La musique konpa regorge de talents; manquent l'union, la vision et l'argent

REGARDS

Publié le 2017-09-04 | Le Nouvelliste

National -

En 1975, deux groupes, deux styles, dans deux continents, ont connu des succès qui auraient dû propulser le konpa au firmament des rythmes mondiaux reconnus. Tabou Combo était numéro 1 du palmarès français avec "New York City''. Coupé Cloué triomphe, lors d'une tournée en Afrique avec son konpa manba proche de la rumba et du soukouss... C’était providentiel !

Malheureusement, tout le monde était occupé à vivre sa petite solitude, ces ouvertures béantes n'ont pas eu les suites nécessaires. Or, en tant que genre musical, la destination est commune, même si les voies peuvent être différentes. Les victoires de Tabou et Coupé Cloué, bien gérées, auraient pu servir de tremplin pour créer une niche plus large à la musique haitienne.

Barclay a voulu rééditer l'exploit avec Tabou et l'album, "The Masters". Mais le tube "inflacion" n'a pu faire mieux qu'une quinzième place. L'aventure avec Bossa Combo s'est révélé de son côté un feu de paille. Il est évident que le talent des musiciens ne suffit pas pour se faire une niche confortable dans le marché international. Réussir dans la cour des grands est un travail d’équipe. Le musicien, en plus d’être appuyé par le public local, a besoin de l'encadrement de promoteurs chevronnés et d'investisseurs croyant en la potentialité du produit. D'abord, les musiciens doivent être prêts à s’épauler et à collaborer entre eux, sous un ou plusieurs label, avec une stratégie bien élaborée garantie par le financement des mécènes et des investisseurs. Pourtant, Tabou et Coupé Cloué récidiveront leurs succès aussi spontanément, au Panama et aux Antilles, pour la bande a Herman et en Colombie pour l'Ensemble Select.

La Salsa s'est imposée au début des années 70, à New York, en même temps que la musique haïtienne faisait ces premières armes.
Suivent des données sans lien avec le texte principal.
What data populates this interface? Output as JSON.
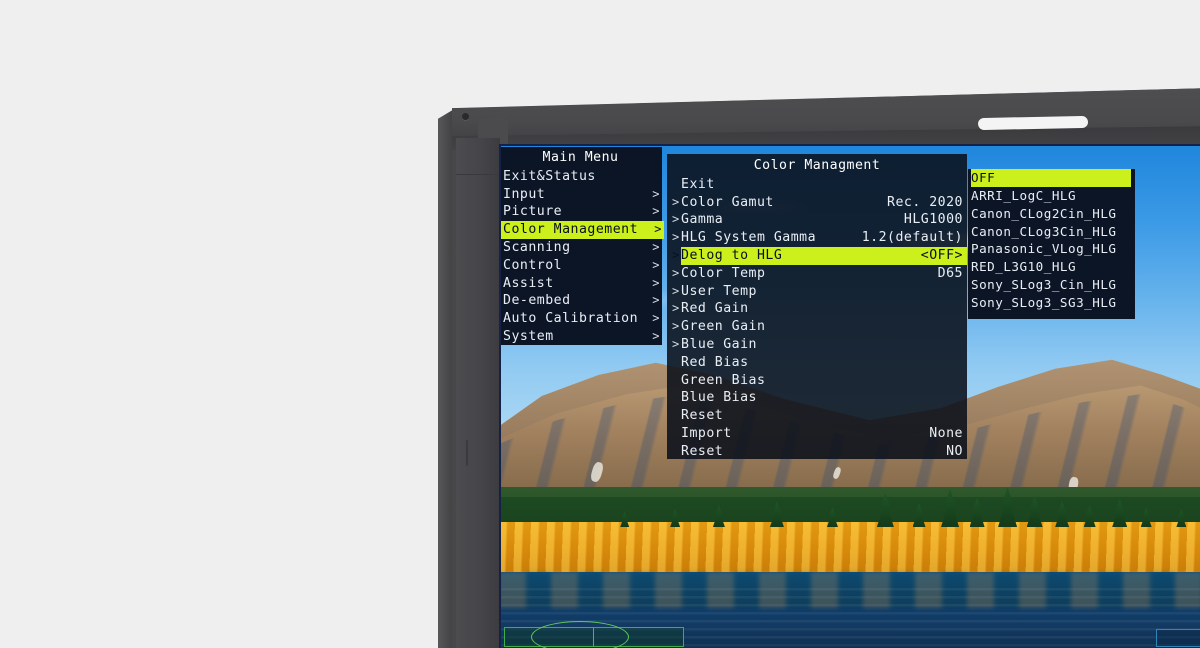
{
  "device": {
    "type": "field-monitor",
    "bezel_color": "#47474a",
    "led_label": "power-led",
    "logo_label": "brand-logo"
  },
  "osd": {
    "highlight_color": "#ccf01c",
    "panel_bg": "#0c1526",
    "text_color": "#e9eef5",
    "main_menu": {
      "title": "Main Menu",
      "items": [
        {
          "label": "Exit&Status",
          "chevron": "",
          "selected": false
        },
        {
          "label": "Input",
          "chevron": ">",
          "selected": false
        },
        {
          "label": "Picture",
          "chevron": ">",
          "selected": false
        },
        {
          "label": "Color Management",
          "chevron": ">",
          "selected": true
        },
        {
          "label": "Scanning",
          "chevron": ">",
          "selected": false
        },
        {
          "label": "Control",
          "chevron": ">",
          "selected": false
        },
        {
          "label": "Assist",
          "chevron": ">",
          "selected": false
        },
        {
          "label": "De-embed",
          "chevron": ">",
          "selected": false
        },
        {
          "label": "Auto Calibration",
          "chevron": ">",
          "selected": false
        },
        {
          "label": "System",
          "chevron": ">",
          "selected": false
        }
      ]
    },
    "sub_menu": {
      "title": "Color Managment",
      "items": [
        {
          "arrow": "",
          "label": "Exit",
          "value": "",
          "selected": false
        },
        {
          "arrow": ">",
          "label": "Color Gamut",
          "value": "Rec. 2020",
          "selected": false
        },
        {
          "arrow": ">",
          "label": "Gamma",
          "value": "HLG1000",
          "selected": false
        },
        {
          "arrow": ">",
          "label": "HLG System Gamma",
          "value": "1.2(default)",
          "selected": false
        },
        {
          "arrow": ">",
          "label": "Delog to HLG",
          "value": "<OFF>",
          "selected": true
        },
        {
          "arrow": ">",
          "label": "Color Temp",
          "value": "D65",
          "selected": false
        },
        {
          "arrow": ">",
          "label": "User Temp",
          "value": "",
          "selected": false
        },
        {
          "arrow": ">",
          "label": "Red Gain",
          "value": "",
          "selected": false
        },
        {
          "arrow": ">",
          "label": "Green Gain",
          "value": "",
          "selected": false
        },
        {
          "arrow": ">",
          "label": "Blue Gain",
          "value": "",
          "selected": false
        },
        {
          "arrow": "",
          "label": "Red Bias",
          "value": "",
          "selected": false
        },
        {
          "arrow": "",
          "label": "Green Bias",
          "value": "",
          "selected": false
        },
        {
          "arrow": "",
          "label": "Blue Bias",
          "value": "",
          "selected": false
        },
        {
          "arrow": "",
          "label": "Reset",
          "value": "",
          "selected": false
        },
        {
          "arrow": "",
          "label": "Import",
          "value": "None",
          "selected": false
        },
        {
          "arrow": "",
          "label": "Reset",
          "value": "NO",
          "selected": false
        }
      ]
    },
    "options_menu": {
      "items": [
        {
          "label": "OFF",
          "selected": true
        },
        {
          "label": "ARRI_LogC_HLG",
          "selected": false
        },
        {
          "label": "Canon_CLog2Cin_HLG",
          "selected": false
        },
        {
          "label": "Canon_CLog3Cin_HLG",
          "selected": false
        },
        {
          "label": "Panasonic_VLog_HLG",
          "selected": false
        },
        {
          "label": "RED_L3G10_HLG",
          "selected": false
        },
        {
          "label": "Sony_SLog3_Cin_HLG",
          "selected": false
        },
        {
          "label": "Sony_SLog3_SG3_HLG",
          "selected": false
        }
      ]
    }
  }
}
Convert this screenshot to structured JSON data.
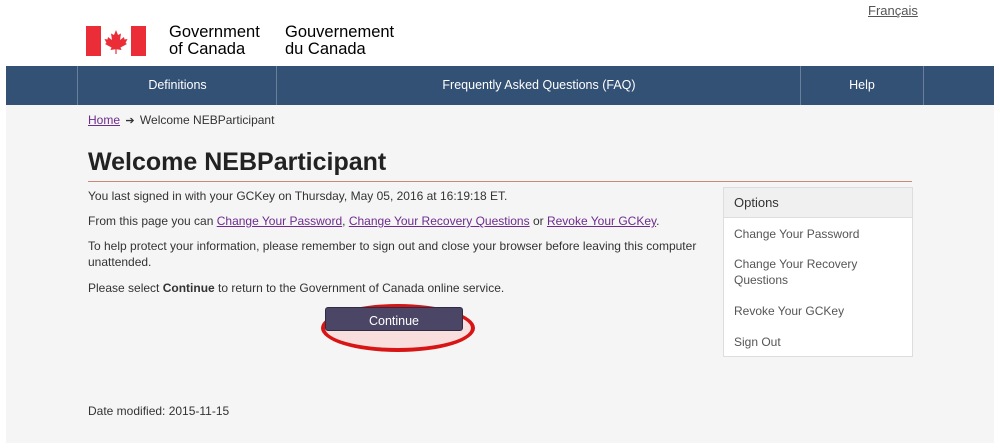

Bien sur, nous n'avions pas, comme eux, le poids du nombre. Les pays latinos, regroupaient un marché de dizaines de millions d'individus fédérés par une langue commune, l'espagnol. La stratégie haïtienne aurait pu se bâtir autour de la francophonie, en Europe, aux Antilles et en Afrique, pour s’étendre au reste de la planète. Kassav et de nombreux artistes du Zouk utiliseront cette démarche avec un succès retentissant dans les années 90.

Dans le milieu latino, œuvraient de nombreuses maisons de disque indépendantes semblables à Marc Record, Mini Record et Anson Music, dans notre communauté. Une alliance salutaire entre l'homme d'affaires, italo-americain Jerry Masucci, et le génial arrangeur et musicien dominicain Johny Pacheco qui donnera un des plus grands label de l'histoire de la Salsa; FANIA RECORDS. L'argent, la vision, la concorde entre artistes musiciens ont donné naissance à la marque SALSA. Concerts, Films, Danse ont été des outils marketing consacrés à sa promotion.

Cela vaut la peine de jeter un regard sur les grandes lignes de l'explosion de ce rythme et de faire le parallèle, avec ce qui aurait pu être ou devrait être le destin de notre propre musique nationale, le konpa si, seulement si l'esprit de solidarité traversait nos sociétés, en Haïti, comme en diaspora.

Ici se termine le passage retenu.